Just days after being told that my uterus was in fact empty, I finally got the call from the fertility clinic that they had an opening for me in 2 months. From the time our referral was sent to the time of our appointment was a full year. But finally I felt like I was actually doing something.
Here we are 8 months after our initial appointment. We have undergone many tests, more bloodwork than I can even remember, several ultrasounds and I have been diagnosed with PCOS. We have had 2 unsuccessful cycles and are currently waiting to find out if our third was successful. Our children are 10, 9 and 3. Every day I feel angry at how unfair it is that I wanted my kids close in age and am now looking at having 2 preteens and a 4 year old when I have another baby. If I ever have another baby. Every cycle that passes, I feel more and more sad and desperate, yet I feel less and less like starting all over again. I question on a daily basis if we should just be done, but I also cry every day because our family doesn’t feel complete, yet it feels like I will never get pregnant.

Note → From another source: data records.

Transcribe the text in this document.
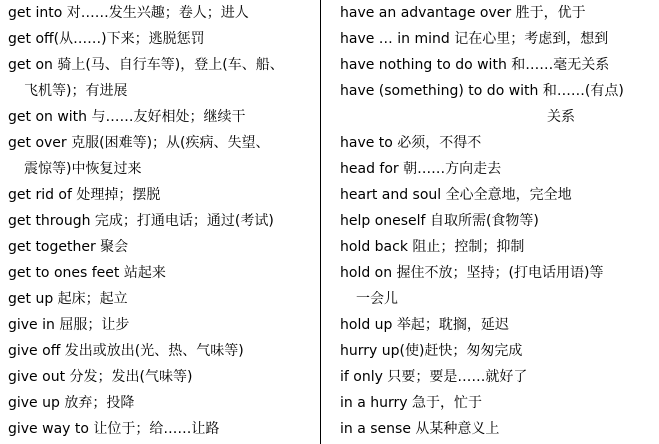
get into 对……发生兴趣；卷人；进人
get off(从……)下来；逃脱惩罚
get on 骑上(马、自行车等)，登上(车、船、
飞机等)；有进展
get on with 与……友好相处；继续干
get over 克服(困难等)；从(疾病、失望、
震惊等)中恢复过来
get rid of 处理掉；摆脱
get through 完成；打通电话；通过(考试)
get together 聚会
get to ones feet 站起来
get up 起床；起立
give in 屈服；让步
give off 发出或放出(光、热、气味等)
give out 分发；发出(气味等)
give up 放弃；投降
give way to 让位于；给……让路
have an advantage over 胜于，优于
have … in mind 记在心里；考虑到，想到
have nothing to do with 和……毫无关系
have (something) to do with 和……(有点)
关系
have to 必须，不得不
head for 朝……方向走去
heart and soul 全心全意地，完全地
help oneself 自取所需(食物等)
hold back 阻止；控制；抑制
hold on 握住不放；坚持；(打电话用语)等
一会儿
hold up 举起；耽搁，延迟
hurry up(使)赶快；匆匆完成
if only 只要；要是……就好了
in a hurry 急于，忙于
in a sense 从某种意义上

During this process I have realized that people who haven’t walked this path, have no idea how it feels. I have had people say terribly hurtful and insensitive things to me and seemingly forget that I do in fact have feelings or even that I exist. I have watched people get pregnant, have babies and even go on to get pregnant again. I have lost friends and wished I could disown several family members.
BUT I have also discovered some amazing support in some people that I know will always be there for me, no matter what. I know that whenever I am feeling sad or angry, that those people will be there to listen, to offer me comfort and to bring a smile to my face and hope to my heart yet again. I have discovered other women who are dealing with their own infertility, who are struggling with their own journey, but who are still able pick you up and say exactly what you need to hear exactly when you need to hear it.
Infertility may have taken a lot from me, but it has also given me a wonderful gift. And maybe, just maybe, one day I will get the gift of that one last baby too.